The aim of this article is to curb the number of dust mites that live in your bed. According to scientific research, there could be as many as 1.5 million dust mites living in the average bed, feeding on our old skin cells that we shed onto our sheets as we sleep.
The biggest problem that these dust mites cause is in fact what they leave behind. Their excretions can irritate dust allergies and cause asthma flare ups when inhaled.
Newest findings show that an unmade and open bed exposes the creatures to fresh air and light and will help dehydrate and kill them off. On the other hand, if you immediately make your bed with the sunrise, the tight sheets will trap millions of dust mites that live on your bed, feeding off your dead skin cells and sweat, and potentially contributing to asthma and allergy problems.
This was simply explained by Dr. Stephen Pretlove from Kingston University School of Architecture. When we sleep, we sweat. The average person may sweat up to a liter of fluid per night. This creates an ideal breeding ground for the mites.
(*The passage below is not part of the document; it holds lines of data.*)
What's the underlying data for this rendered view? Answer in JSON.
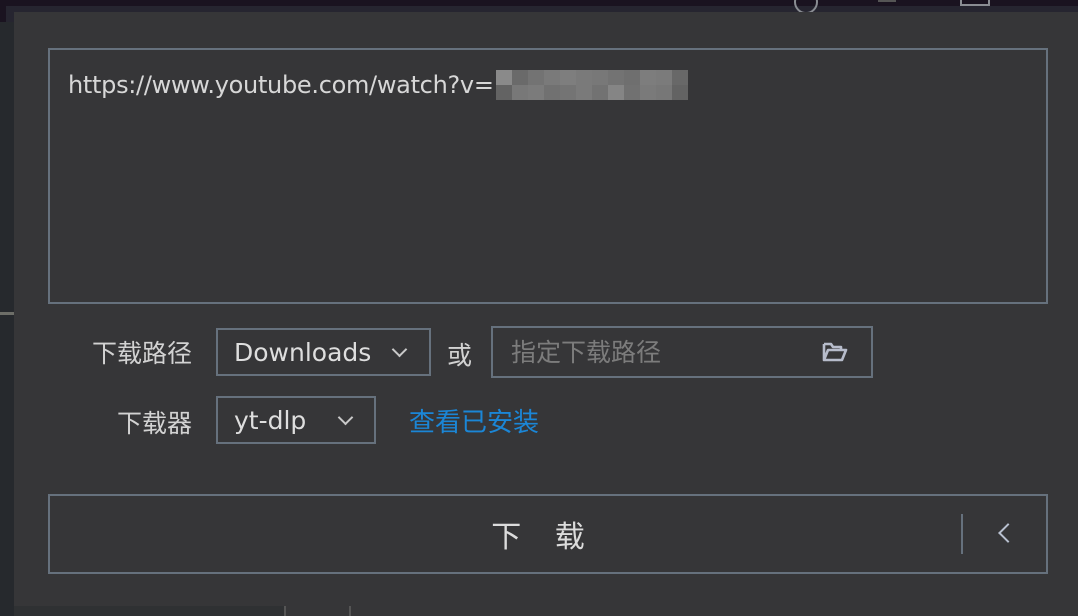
{
  "url_input": {
    "value_prefix": "https://www.youtube.com/watch?v=",
    "redacted": true,
    "redacted_pixels": [
      "#8a8a8a",
      "#6a6a6a",
      "#737373",
      "#7a7a7a",
      "#7e7e7e",
      "#7a7a7a",
      "#787878",
      "#737373",
      "#6f6f6f",
      "#7d7d7d",
      "#7b7b7b",
      "#686868",
      "#636363",
      "#787878",
      "#7b7b7b",
      "#717171",
      "#747474",
      "#7a7a7a",
      "#727272",
      "#858585",
      "#717171",
      "#7a7a7a",
      "#777777",
      "#636363"
    ]
  },
  "download_path": {
    "label": "下载路径",
    "selected": "Downloads",
    "or_label": "或",
    "custom_path_placeholder": "指定下载路径",
    "custom_path_value": "",
    "browse_icon": "folder-open-icon"
  },
  "downloader": {
    "label": "下载器",
    "selected": "yt-dlp",
    "view_installed_link": "查看已安装"
  },
  "actions": {
    "download_label": "下 载",
    "expand_icon": "chevron-left-icon"
  },
  "colors": {
    "panel_bg": "#363638",
    "border": "#66717d",
    "link": "#1b86d6",
    "text": "#d2d2d2",
    "placeholder": "#7c7c7c"
  }
}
Moreover, our skin flakes onto the sheets – providing a veritable feast for our bed’s dust mite inhabitants.
If your bed is made directly after getting up, all of the skin cells, body heat, moisture from your sweat and dust mites remain trapped beneath the sheets until bedtime. But leaving the bed unmade exposes the sheets to air and light, drying them out and thus, depleting the mites’ lifelines.
Dr. Pretlove says that “We know that mites can only survive by taking in water from the atmosphere using small glands on the outside of their body. ” He then adds that “Something as simple as leaving a bed unmade during the day can remove moisture from the sheets and mattress so the mites will dehydrate and eventually die.”
Moreover, the director of the cleaning lab at the Good Housekeeping Institute, Carolyn Forte, said that since there are dust mites everywhere, leaving your bed unmade might not make much of a difference, but it would be undoubtedly wise to leave your bed unmade for some time during the morning, so the sheets have an opportunity to dry from your nighttime tosses and turns.
Also, she adds that making your bed after you eat your breakfast and get ready for the day ahead is a good rule of thumb. It is also advisable to wash your sheets every one to two weeks — and don’t forget about those pillow cases.
To sum up, it was recommended by experts to leave your bed unmade for the entire day and save this chore for when you get home at night. This will surely improve the air in the room, will eliminate many of the dust mites in your bed, which will positively affect your health.